Когда Мустафа, напрягая свое темно-коричневое мускулистое тело, убирает паруса, лодка застывает, покачиваясь вдалеке от освещенного солнцем берега.
— Ближе нельзя, эффенди, — говорит он, — бухта плоская, как таз, и при северо-западном или юго-западном ветре мертвая зыбь так сильна, что даже самая маленькая из моих лодок не может пройти дальше. Нам еще повезло с ветром, эффенди.
— Стой! — громко кричит молодой человек. — Чем это от тебя пахнет, Мустафа? Тебе не очень-то повезло с ветром, так как он донес ко мне запах, который я очень хорошо знаю. Где моя бутылка с коньяком, Мустафа?
Рыбак вытаскивает из-под старого паруса бутылку. Она пуста, хотя вмещала хороших три четверти литра.
— Разве не запретил пророк пить спиртные напитки, Мустафа?
— Конечно, эффенди, и чтобы ты не ослушался его повеления и не подвергал бы искушению верующих, я принес себя в жертву и выпил.
— На здоровье, Мустафа! — смеется Карл Хуманн: против такой железной логики нечего возразить.
— Теперь тебе надо снять ботинки, носки и подвернуть брюки, если ты хочешь попасть на берег, эффенди.
Послезавтра к вечеру я опять встречу тебя здесь, как ты просил.
Молодой человек быстро привязал ботинки к мешку, а носки сунул в карман брюк. Затем он заворачивает брюки до колен, пробует довольно холодную воду широкой Кабакумской бухты, похожей по форме на латинскую букву «U», и идет к берегу, бросая кому-то шутку на турецком языке.
Вот теперь он стоит на берегу в Дикили и ждет, пока поднимающееся над горизонтом солнце высушит его волосатые ноги, чтобы можно было отправиться в город, как это обычно делают моряки, высаживающиеся в порту. Дики ли — это, конечно, порт — порт Бергамы, которая расположена в долине не более чем в четырех немецких милях от побережья, если только карта правильна. Но этого никто точно сказать не может, так как правильные карты в империи великого султана лишь дело случая, кроме тех, что составлял старый профессор Киперт. Иногда они близки к истине, иногда далеки от нее. Но абсолютно точных карт Хуманн за все годы, прожитые в Малой Азии, еще ни разу не встретил. Дикили, по крайней мере, на карте есть; здесь можно взять напрокат лошадь или осла, чтобы попасть в Бергаму. Однако когда Хуманн внимательно оглядел этот обозначенный на карте «город», то в нем оказалось не более двадцати хижин.

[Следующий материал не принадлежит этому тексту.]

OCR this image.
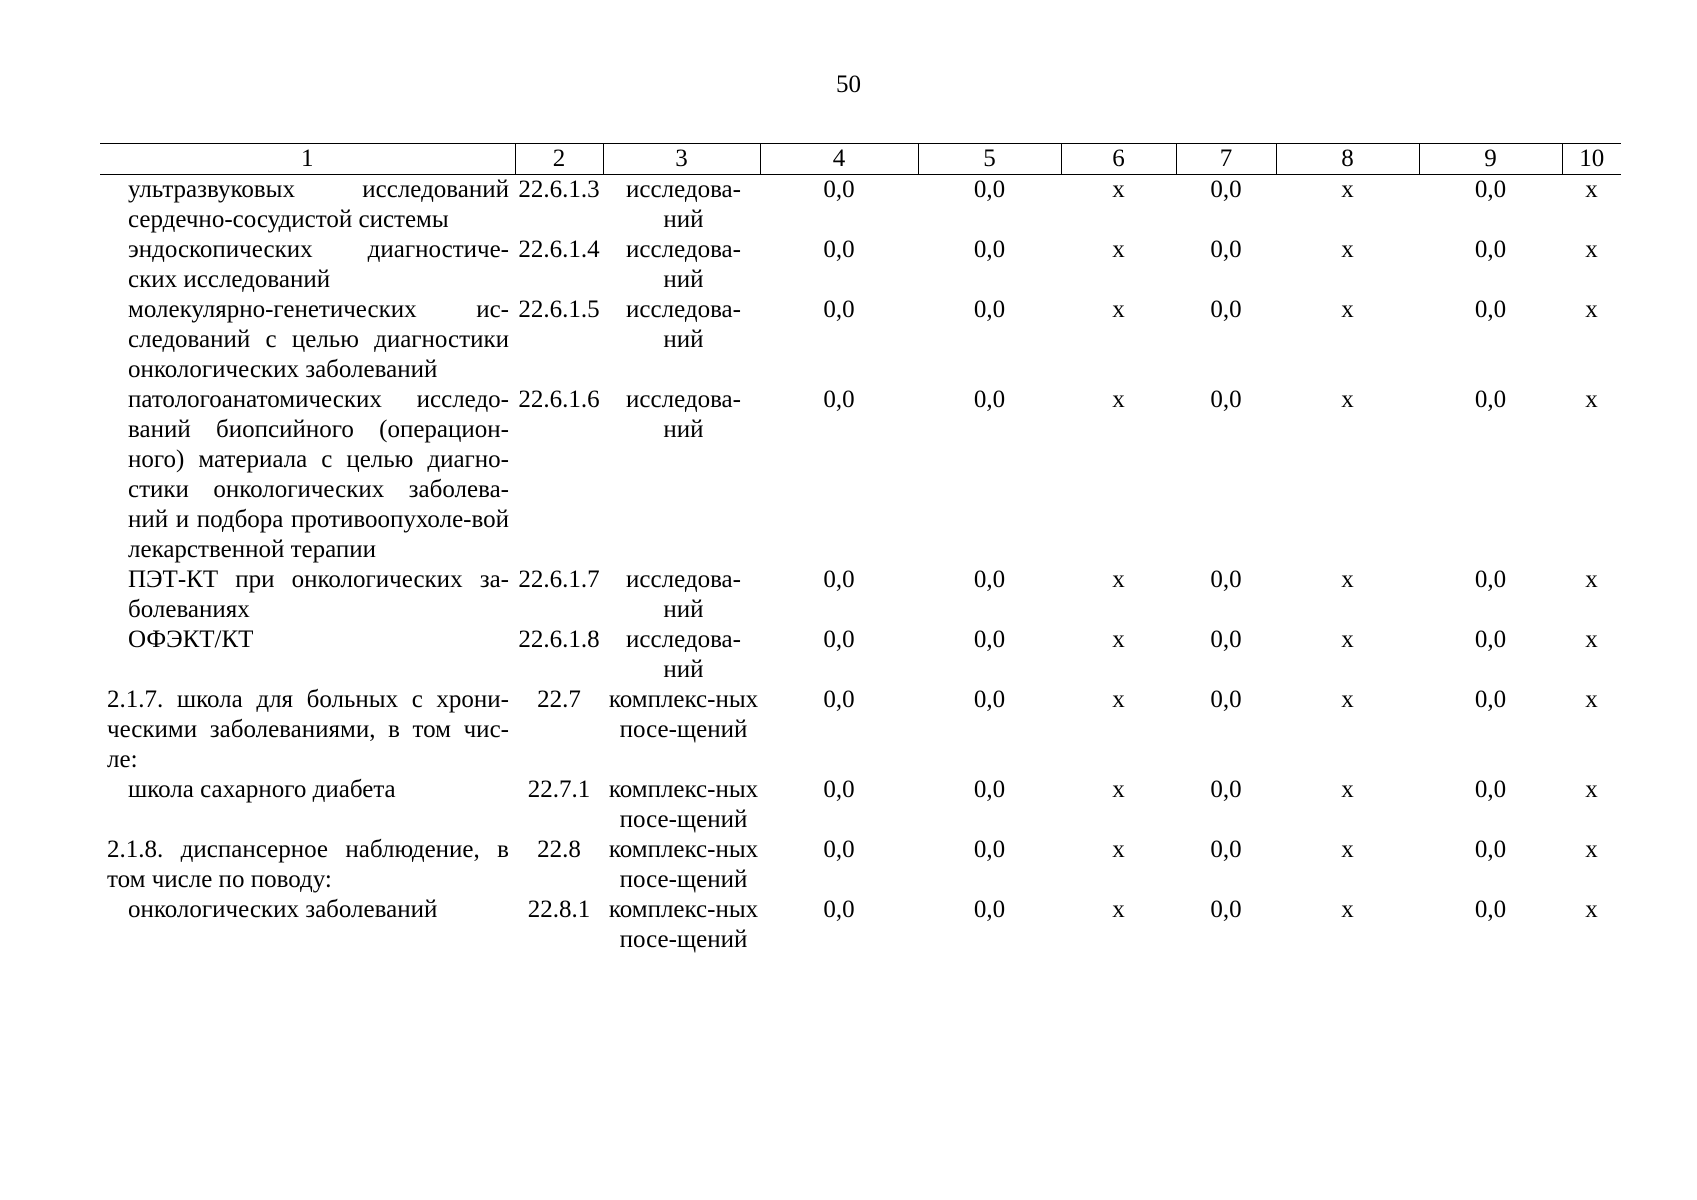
50
1	2	3	4	5	6	7	8	9	10
ультразвуковых исследований сердечно-сосудистой системы	22.6.1.3	исследова-ний	0,0	0,0	х	0,0	х	0,0	х
эндоскопических диагностиче-ских исследований	22.6.1.4	исследова-ний	0,0	0,0	х	0,0	х	0,0	х
молекулярно-генетических ис-следований с целью диагностики онкологических заболеваний	22.6.1.5	исследова-ний	0,0	0,0	х	0,0	х	0,0	х
патологоанатомических исследо-ваний биопсийного (операцион-ного) материала с целью диагно-стики онкологических заболева-ний и подбора противоопухоле-вой лекарственной терапии	22.6.1.6	исследова-ний	0,0	0,0	х	0,0	х	0,0	х
ПЭТ-КТ при онкологических за-болеваниях	22.6.1.7	исследова-ний	0,0	0,0	х	0,0	х	0,0	х
ОФЭКТ/КТ	22.6.1.8	исследова-ний	0,0	0,0	х	0,0	х	0,0	х
2.1.7. школа для больных с хрони-ческими заболеваниями, в том чис-ле:	22.7	комплекс-ных посе-щений	0,0	0,0	х	0,0	х	0,0	х
школа сахарного диабета	22.7.1	комплекс-ных посе-щений	0,0	0,0	х	0,0	х	0,0	х
2.1.8. диспансерное наблюдение, в том числе по поводу:	22.8	комплекс-ных посе-щений	0,0	0,0	х	0,0	х	0,0	х
онкологических заболеваний	22.8.1	комплекс-ных посе-щений	0,0	0,0	х	0,0	х	0,0	х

Достать квартиру для ночлега здесь, наверное, невозможно, подумал Хуманн, и с уст его срывается вестфальское ругательство, так как инженеру к тому же никак не удается завязать шнурок ботинка.

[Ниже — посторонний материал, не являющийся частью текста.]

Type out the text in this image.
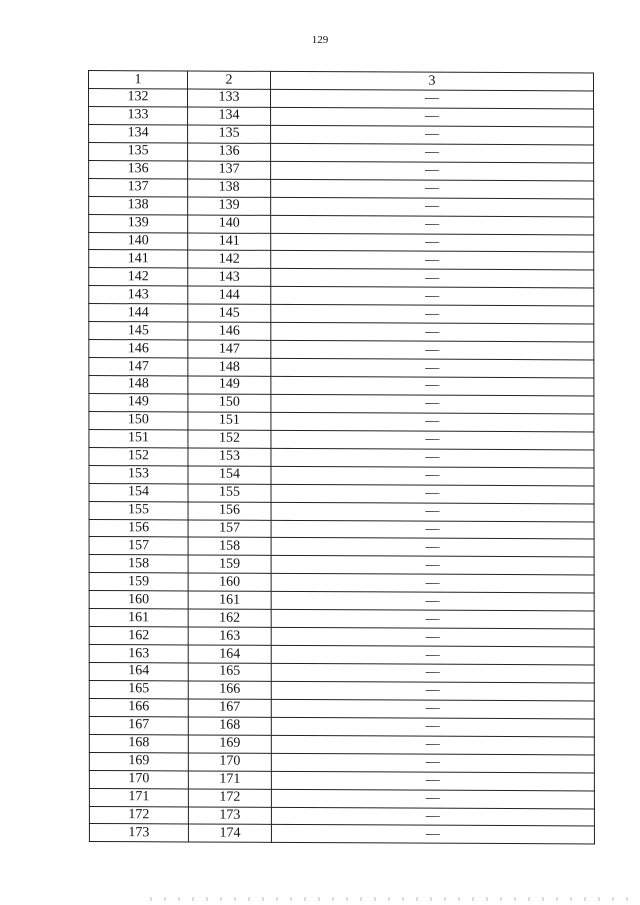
129
1	2	3
132	133	—
133	134	—
134	135	—
135	136	—
136	137	—
137	138	—
138	139	—
139	140	—
140	141	—
141	142	—
142	143	—
143	144	—
144	145	—
145	146	—
146	147	—
147	148	—
148	149	—
149	150	—
150	151	—
151	152	—
152	153	—
153	154	—
154	155	—
155	156	—
156	157	—
157	158	—
158	159	—
159	160	—
160	161	—
161	162	—
162	163	—
163	164	—
164	165	—
165	166	—
166	167	—
167	168	—
168	169	—
169	170	—
170	171	—
171	172	—
172	173	—
173	174	—
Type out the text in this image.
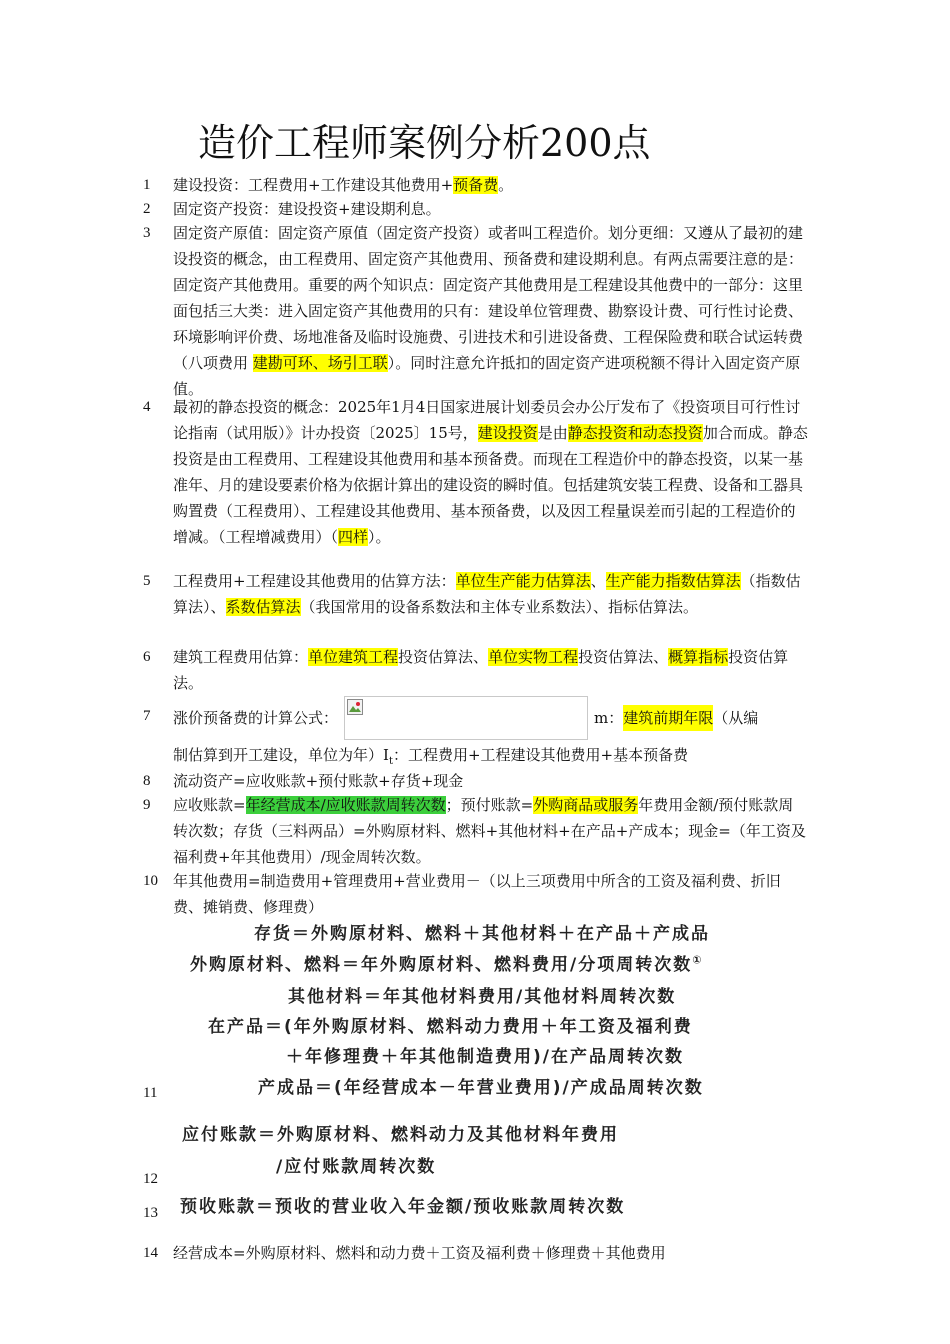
造价工程师案例分析200点
1 建设投资：工程费用+工作建设其他费用+预备费。
2 固定资产投资：建设投资+建设期利息。
3 固定资产原值：固定资产原值（固定资产投资）或者叫工程造价。划分更细：又遵从了最初的建设投资的概念，由工程费用、固定资产其他费用、预备费和建设期利息。有两点需要注意的是：固定资产其他费用。重要的两个知识点：固定资产其他费用是工程建设其他费中的一部分：这里面包括三大类：进入固定资产其他费用的只有：建设单位管理费、勘察设计费、可行性讨论费、环境影响评价费、场地准备及临时设施费、引进技术和引进设备费、工程保险费和联合试运转费（八项费用 建勘可环、场引工联）。同时注意允许抵扣的固定资产进项税额不得计入固定资产原值。
4 最初的静态投资的概念：2025年1月4日国家进展计划委员会办公厅发布了《投资项目可行性讨论指南（试用版）》计办投资〔2025〕15号，建设投资是由静态投资和动态投资加合而成。静态投资是由工程费用、工程建设其他费用和基本预备费。而现在工程造价中的静态投资，以某一基准年、月的建设要素价格为依据计算出的建设资的瞬时值。包括建筑安装工程费、设备和工器具购置费（工程费用）、工程建设其他费用、基本预备费，以及因工程量误差而引起的工程造价的增减。（工程增减费用）（四样）。
5 工程费用+工程建设其他费用的估算方法：单位生产能力估算法、生产能力指数估算法（指数估算法）、系数估算法（我国常用的设备系数法和主体专业系数法）、指标估算法。
6 建筑工程费用估算：单位建筑工程投资估算法、单位实物工程投资估算法、概算指标投资估算法。
7 涨价预备费的计算公式：	m： 建筑前期年限 （从编
制估算到开工建设，单位为年）$I_t$：工程费用+工程建设其他费用+基本预备费
8 流动资产=应收账款+预付账款+存货+现金
9 应收账款=年经营成本/应收账款周转次数；预付账款=外购商品或服务年费用金额/预付账款周转次数；存货（三料两品）=外购原材料、燃料+其他材料+在产品+产成本；现金=（年工资及福利费+年其他费用）/现金周转次数。
10 年其他费用=制造费用+管理费用+营业费用－（以上三项费用中所含的工资及福利费、折旧费、摊销费、修理费）
11
存货＝外购原材料、燃料＋其他材料＋在产品＋产成品
外购原材料、燃料＝年外购原材料、燃料费用/分项周转次数①
其他材料＝年其他材料费用/其他材料周转次数
在产品＝(年外购原材料、燃料动力费用＋年工资及福利费
＋年修理费＋年其他制造费用)/在产品周转次数
产成品＝(年经营成本－年营业费用)/产成品周转次数
12
应付账款＝外购原材料、燃料动力及其他材料年费用
/应付账款周转次数
13 预收账款＝预收的营业收入年金额/预收账款周转次数
14 经营成本=外购原材料、燃料和动力费＋工资及福利费＋修理费＋其他费用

Вот и первые жители Дикили приближаются к незнакомцу, как обычно имея в авангарде четверых или пятерых десятилетних мальчишек, которые с любопытством оглядывают прибывшего своими чистыми, похожими на ягоды ежевики, глазами. За ними внимательно следит старик. Он медленно склоняется в приветствии, но это не обычный привет мусульман — «салям алейкум», так как верующие никогда не должны обращаться с ним к неверным. То, что этот человек франк, гяур, может узнать даже слепой. Но вот, смотри, он отвечает и говорит на турецком языке, не заикаясь, и даже на смирнийском диалекте. Это бывает так же редко, как редко встречается черный верблюд, думает старый турок и говорит с похвалой:
— Afferim, turkdje bilir, allahdan korkar, — что означает: «Очень хорошо, ибо кто говорит по-турецки, тот боится бога».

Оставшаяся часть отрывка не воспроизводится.